Maple Finance aims to be the Shopify for Crypto Lending
by Arthur · October 1, 2022
Last week, Maple Finance, a credit facility-as-a-service platform, announced that it had spun off a new $300 million lending facility for troubled Bitcoin miners.
This means that all those crypto miners who are struggling to make money in the current bear market now have a lending hand. However, for that service, it will cost miners up to 20% to borrow money to maintain operations.
Sidney Powell, the company’s co-founder and CEO, said Decrypt on Messari Mainnet 2022 that miners are able to sustain this speed because funding options are limited and traditional banks have rarely been interested in doing business with crypto-native firms.
Powell calls this specific customer profile the “middle market,” and it’s Maple’s bread and butter. He defined it like this: “All companies that are now outside of venture capital raising, but they are still too small. They are not publicly listed. They’re not multi-billion dollar companies yet, but they can operate in a niche sector like crypto,” he said. “But because they’re in crypto, banks don’t really want to lend to that sector.”
But what’s interesting about Maple Finance is not that it helps miners get liquidity, but how it does it.

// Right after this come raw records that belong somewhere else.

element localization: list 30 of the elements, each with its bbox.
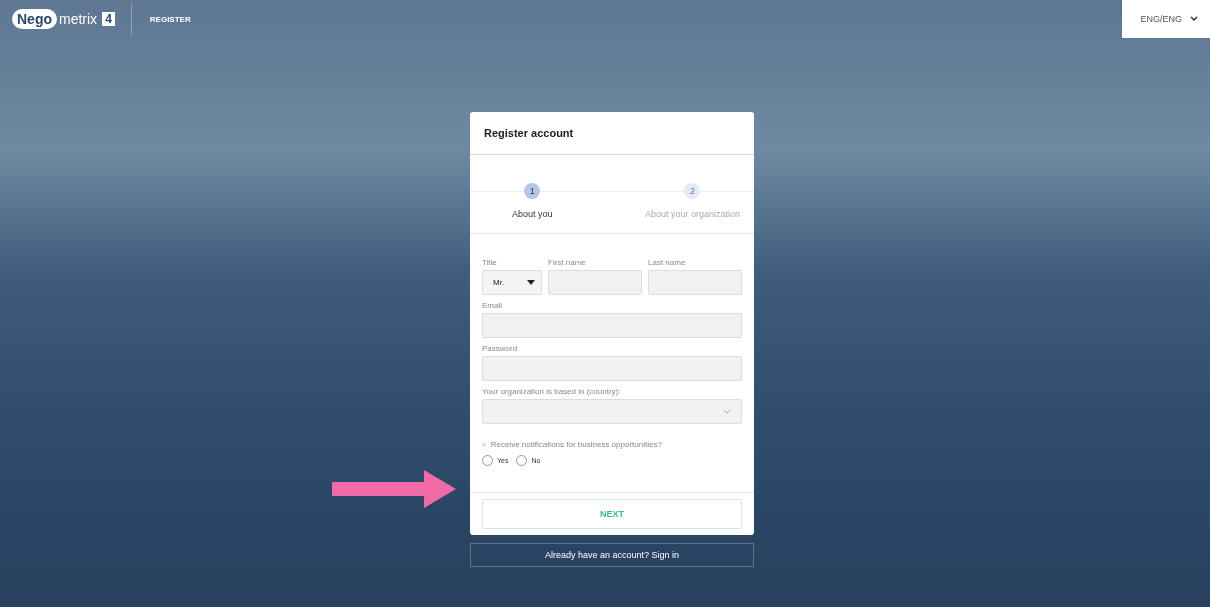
chevron-down-icon — [723, 409, 731, 414]
field-label: Password — [482, 344, 519, 353]
field-label: Last name — [648, 258, 687, 267]
input-field[interactable] — [482, 356, 742, 381]
country-dropdown[interactable] — [482, 399, 742, 424]
field-label: Your organization is based in (country): — [482, 387, 622, 396]
nav-title: REGISTER — [149, 14, 191, 24]
step-label: About your organization — [644, 209, 740, 219]
step-number: 2 — [684, 183, 701, 199]
question-label: Receive notifications for business opportunities? — [490, 440, 662, 449]
step-tab[interactable]: 1 About you — [512, 183, 553, 219]
input-field[interactable] — [648, 270, 742, 295]
logo-badge: 4 — [102, 12, 115, 26]
title-select[interactable]: Mr. — [482, 270, 542, 295]
field-label: First name — [548, 258, 587, 267]
required-mark: × — [482, 440, 487, 449]
caret-icon — [527, 280, 535, 285]
step-label: About you — [512, 209, 553, 219]
field-label: Email — [482, 301, 503, 310]
logo[interactable]: Nego metrix 4 — [12, 9, 115, 29]
chevron-down-icon — [1190, 16, 1198, 22]
field-label: Title — [482, 258, 498, 267]
step-tab[interactable]: 2 About your organization — [644, 183, 740, 219]
sign-in-link[interactable]: Already have an account? Sign in — [470, 543, 754, 567]
input-field[interactable] — [482, 313, 742, 338]
logo-text: metrix — [59, 11, 98, 27]
step-number: 1 — [524, 183, 541, 199]
logo-word: Nego — [12, 9, 57, 29]
input-field[interactable] — [548, 270, 642, 295]
language-selector[interactable]: ENG/ENG — [1122, 0, 1210, 38]
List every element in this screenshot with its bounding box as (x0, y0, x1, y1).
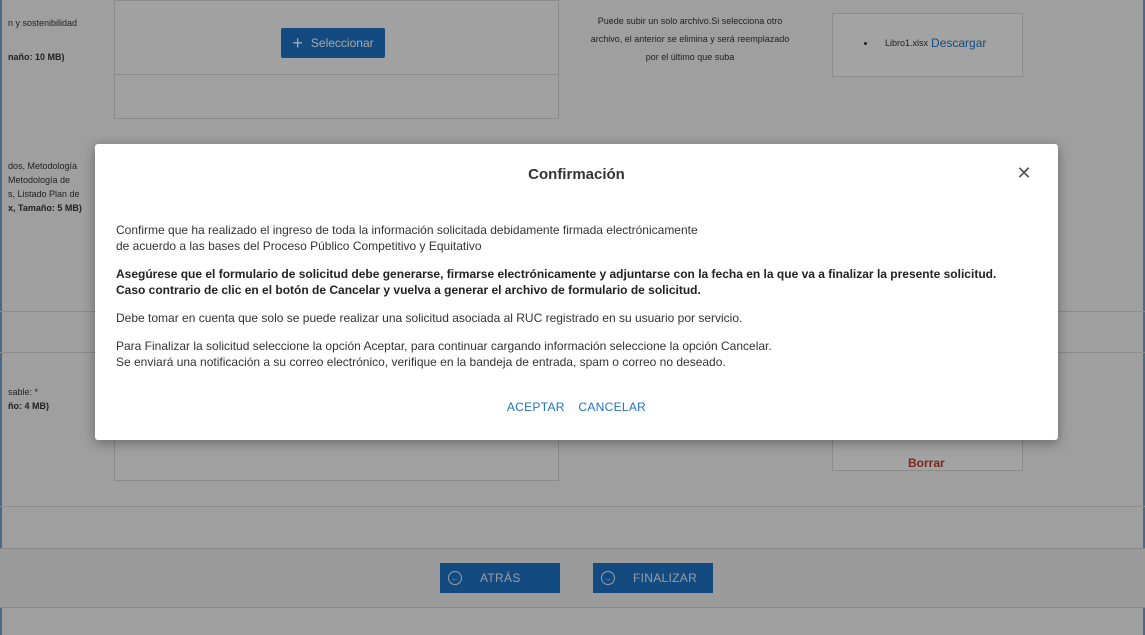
paragraph-confirm: Confirme que ha realizado el ingreso de … (116, 222, 1044, 254)
text-line: de acuerdo a las bases del Proceso Públi… (116, 239, 482, 253)
close-icon[interactable]: ✕ (1015, 164, 1033, 182)
paragraph-ruc-note: Debe tomar en cuenta que solo se puede r… (116, 311, 743, 325)
paragraph-warning: Asegúrese que el formulario de solicitud… (116, 266, 1044, 298)
cancel-button[interactable]: CANCELAR (578, 400, 646, 414)
text-line: Se enviará una notificación a su correo … (116, 355, 726, 369)
text-line: Asegúrese que el formulario de solicitud… (116, 267, 997, 281)
text-line: Confirme que ha realizado el ingreso de … (116, 223, 698, 237)
confirmation-dialog: Confirmación ✕ Confirme que ha realizado… (95, 144, 1058, 440)
accept-button[interactable]: ACEPTAR (507, 400, 565, 414)
text-line: Para Finalizar la solicitud seleccione l… (116, 339, 772, 353)
paragraph-instructions: Para Finalizar la solicitud seleccione l… (116, 338, 1044, 370)
text-line: Caso contrario de clic en el botón de Ca… (116, 283, 701, 297)
dialog-actions: ACEPTAR CANCELAR (95, 400, 1058, 414)
dialog-title: Confirmación (528, 166, 625, 183)
dialog-body: Confirme que ha realizado el ingreso de … (116, 222, 1044, 382)
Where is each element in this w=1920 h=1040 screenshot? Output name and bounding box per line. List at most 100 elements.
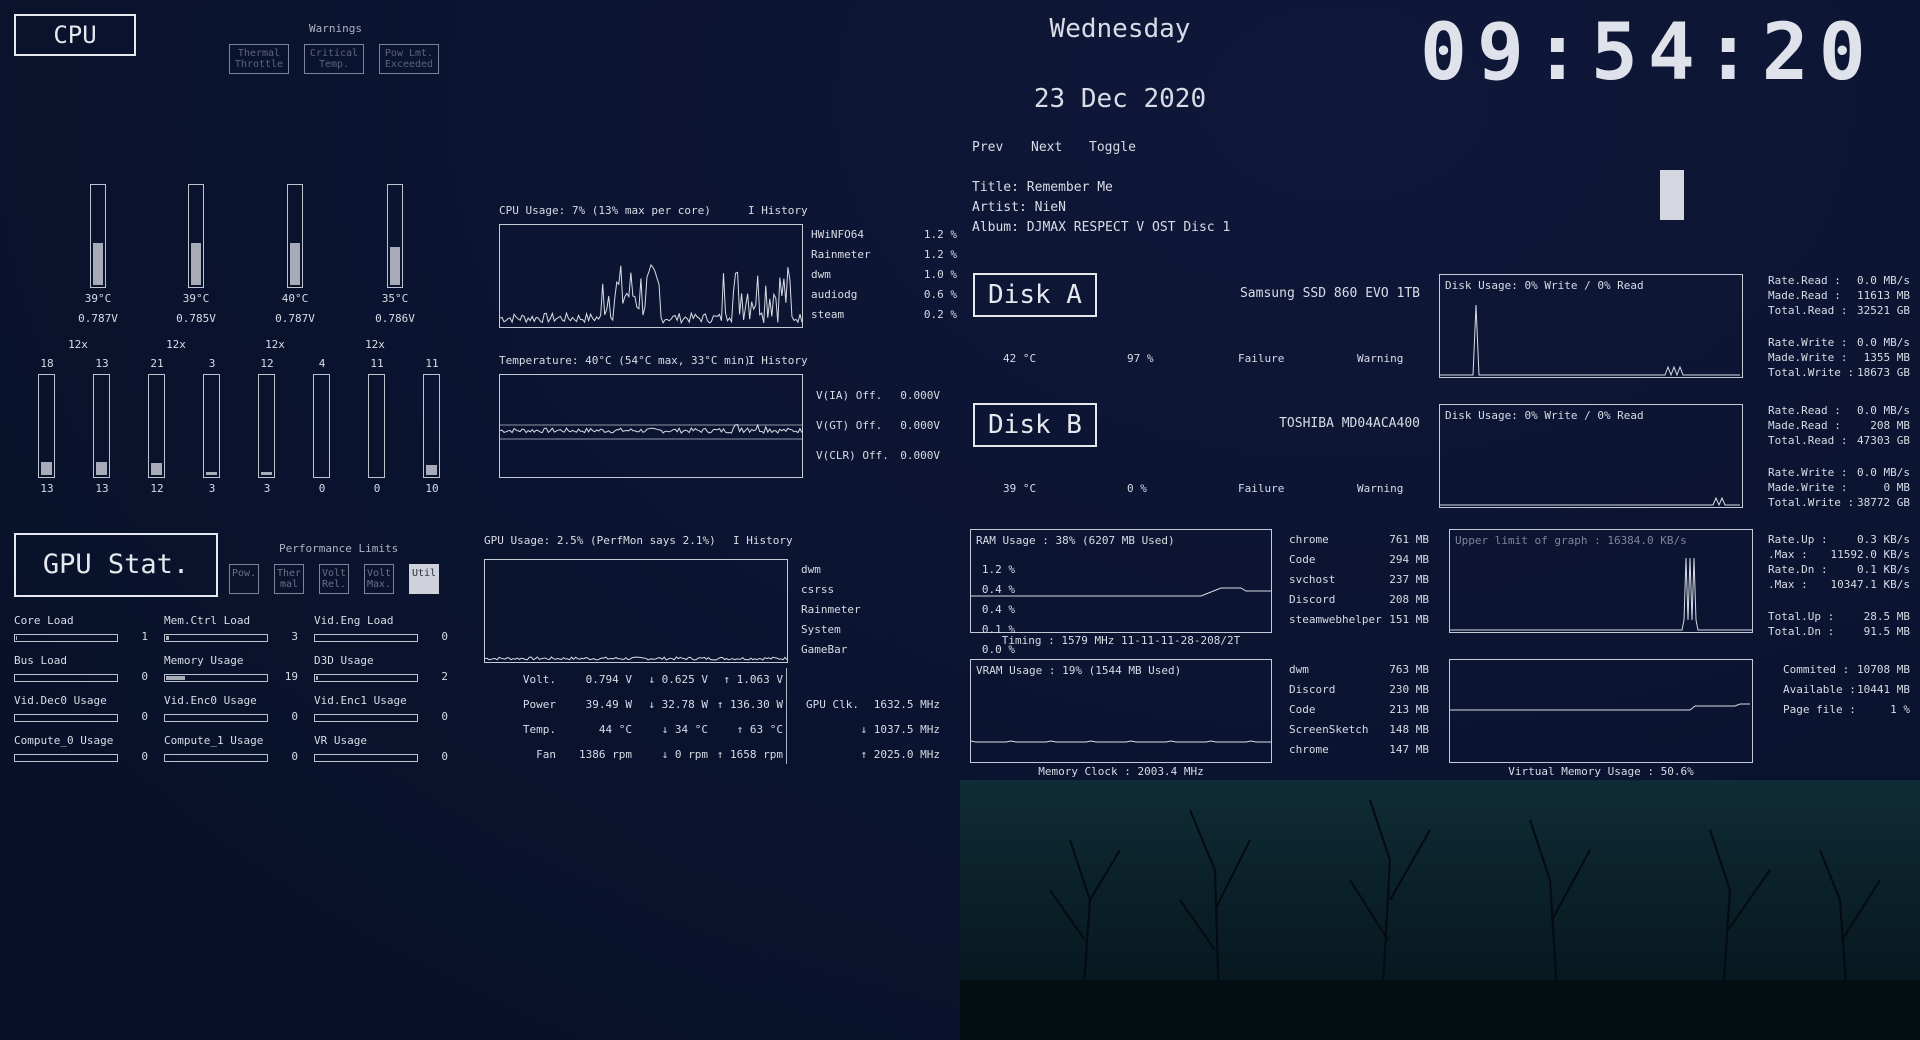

Maple looks like a bank, walks like a bank and acts like a bank, but it is not a bank. Instead, Maple is a lending-specific online service that companies can use to raise money and find borrowers. It is a technology platform rather than a financial institution.
That $300 million loan pool for miners was financed by another firm called Icebreaker Finance, for example.
In this scenario, the Icebreaker is called a pool delegate, and their job is to 1) fund the pool with capital and 2) process any potential borrowers (much like what a bank does). It is the pool delegate’s job to assess the risk of lending to these borrowers, not Maples.
“I often use the analogy of Shopify, where they provided tools for e-commerce companies just to set up and run their businesses online,” he said. “We give you the tools to run a lending business online. That lending business is really the delegate. That is the role they fill.”
Sam Bankman-Fried’s trading house Alameda Research also uses Maple Finance to borrow cheaper capital for its operations. The pool’s delegates include Coinshares, Abra and AscendEX. And because the delegate performs extensive due diligence on the market makers, these loans are also undercollateralized, a rarity in the DeFi space.
On MakerDAO, for example, users must deposit $1.50 in Ethereum for every $1 borrowed. With Maple Finance, however, terms are established between borrowers and pool delegates based on the amount of collateral provided and the firm’s credit level.
It may all seem like esoteric crypto stuff, but Powell and his time have found some serious traction. Before the Icebreaker pool, Maple had serviced $1.8 billion in loans.